La questione
I chiarimenti si sono resi necessari dopo l'entrata in vigore del DL "Cura Italia" (DL 18/2020) nel quale (all'articolo 42) è stato fissato il principio secondo il quale l'infezione Covid-19 contratta in occasione di lavoro è tutelata come infortunio sul lavoro. La norma, spiega la circolare, riafferma principi vigenti da decenni secondo cui le patologie infettive contratte in occasione di lavoro vanno sempre inquadrate e trattate come infortunio, poiché la causa virulenta viene equiparata alla causa violenta propria dell’infortunio, anche quando i suoi effetti si manifestino dopo un certo tempo. Così avviene da sempre, ad esempio, con l'epatite, la brucellosi, l'Aids, il tetano.

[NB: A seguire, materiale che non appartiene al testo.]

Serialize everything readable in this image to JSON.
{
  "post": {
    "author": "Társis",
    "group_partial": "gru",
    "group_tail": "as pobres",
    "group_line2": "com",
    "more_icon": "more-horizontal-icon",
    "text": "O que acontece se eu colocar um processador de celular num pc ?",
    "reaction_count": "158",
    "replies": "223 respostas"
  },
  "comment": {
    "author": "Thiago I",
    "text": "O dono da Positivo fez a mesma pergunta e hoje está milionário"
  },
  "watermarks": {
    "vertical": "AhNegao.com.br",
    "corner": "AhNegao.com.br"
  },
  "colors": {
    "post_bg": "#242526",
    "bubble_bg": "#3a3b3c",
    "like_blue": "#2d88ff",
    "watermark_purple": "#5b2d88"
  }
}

In secondo luogo la norma ribadisce che l’indennità per inabilità temporanea assoluta copre anche il periodo di quarantena o di permanenza domiciliare fiduciaria (ovviamente sempre che il contagio sia riconducibile all’attività lavorativa), con la conseguente astensione dal lavoro. Anche questo passaggio in realtà deriva dalla giurisprudenza essendo ormai stato chiarito da anni che l'attribuzione della indennità di inabilità temporanea assoluta, comprende, oltre alla fisica impossibilità della prestazione lavorativa, anche la sua incompatibilità con le esigenze terapeutiche e di profilassi del lavoratore.
I criteri di accertamento
Sulla base di tali principi l'Inail, nella circolare numero 13/2020, ha spiegato che, ai fini dell'accertamento dell'infortunio Covid-19, si seguono le stesse linee guida degli altri casi di malattie infettive e parassitarie (circolare Inail n. 74/1995), cioè secondo due criteri principali:
a) deve essere considerata causa violenta di infortunio sul lavoro anche l’azione di fattori microbici e virali che penetrando nell’organismo umano ne determinano l’alterazione dell’equilibrio anatomico-fisiologico, sempre che tale azione, pur se i suoi effetti si manifestino dopo un certo tempo, sia in rapporto con lo svolgimento dell’attività lavorativa;
b) la mancata dimostrazione dell’episodio specifico di penetrazione nell’organismo del fattore patogeno non può ritenersi preclusiva della ammissione alla tutela, essendo giustificato ritenere raggiunta la prova dell’avvenuto contagio per motivi professionali quando, anche attraverso presunzioni, si giunga a stabilire che l’evento infettante si è verificato in relazione con l’attività lavorativa. E perché si abbia una presunzione correttamente applicabile non occorre che i fatti su cui essa si fonda siano tali da far apparire l’esistenza del fatto ignoto come l’unica conseguenza possibile del fatto noto, bastando che il primo possa essere desunto dal secondo come conseguenza ragionevole, probabile e verosimile secondo un criterio di normalità (cosiddetta “presunzione semplice”).
Responsabilità del datore di lavoro
Nella circolare, infine, viene chiarito che il riconoscimento dell’origine professionale del contagio non ha alcuna correlazione con i profili di responsabilità civile e penale del datore di lavoro nel contagio medesimo, che è ipotizzabile solo in caso di violazione della legge o di obblighi derivanti dalle conoscenze sperimentali o tecniche, che nel caso dell’emergenza epidemiologica da Covid-19 si possono rinvenire nei protocolli e nelle linee guida governativi e regionali di cui all’articolo 1, comma 14 del d.l. 16 maggio 2020, n.33. A conforto dell'impostazione l'Inail richiama la recente sentenza numero 3282/2020 della cassazione in cui è stato ribadito il principio secondo il quale «(…) non si può automaticamente presupporre, dal semplice verificarsi del danno, l'inadeguatezza delle misure di protezione adottate, ma è necessario, piuttosto, che la lesione del bene tutelato derivi causalmente dalla violazione di determinati obblighi di comportato imposti dalla legge o suggeriti dalle conoscenze sperimentali o tecniche in relazione al lavoro svolto”.
In altri termini, conclude l'Inail, il rispetto di tali misure di contenimento basta a escludere la responsabilità del datore. Ciò non vale, invece, sul versante della tutela: il rispetto delle misure di contenimento, in altre parole, non esclude il diritto alle prestazioni Inail nei casi di contagio Covid-19, non essendo possibile pretendere negli ambienti di lavoro il rischio zero. Un'altra circostanza, questa, conclude l'Inail, che ancora una volta porta a sottolineare l'indipendenza logico-giuridica del piano assicurativo da quello giudiziario.